Mortgage applications rise 7 percent as rates fall
Mortgage applications rose last week as consumers raced to refinance at the lowest rates in decades.
Al Behrman/AP
WASHINGTON
Applications for home loans rose last week as consumers raced to refinance at the lowest rates in decades.
The Mortgage Bankers Associations said Wednesday that overall applications increased nearly 7 percent from a week earlier. While they have been increasing in recent weeks, they remain below early 2009 levels.
Applications to refinance home loans were up 9 percent to the highest level since May 2009. But new mortgages taken out to purchase homes fell 2 percent.
Those applications have fallen in eight out of the last nine weeks, after government tax credits that spurred home sales ended on April 30. Applications were 35 percent below last year's levels.

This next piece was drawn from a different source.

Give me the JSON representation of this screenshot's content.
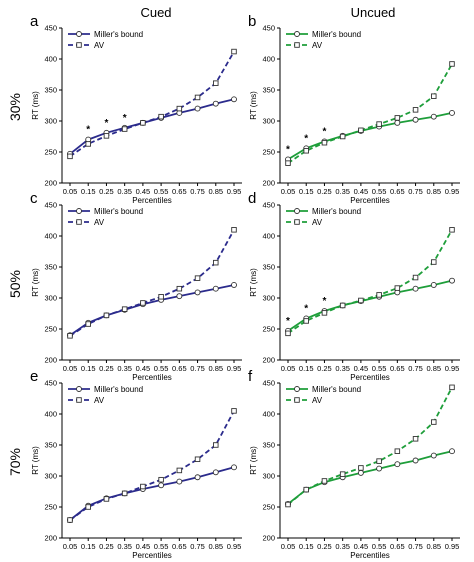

The average rate for a 30-year fixed loan sank to 4.58 percent last week, according to Freddie Mac. That was the lowest since the mortgage company began keeping records in 1971.
Mortgage rates have fallen since mid-April. Investors, nervous about Europe's debt crisis and the global economy, have shifted money into safe Treasury bonds. That has caused the yields on those bonds to fall. Long-term fixed mortgage rates tend to track those yields.
Applications to refinance loans made up 79 percent of total applications, the highest share of refinancing activity since April 2009.
The Mortgage Bankers Association's survey covers more than 50 percent of all applications nationwide and has been conducted since 1990.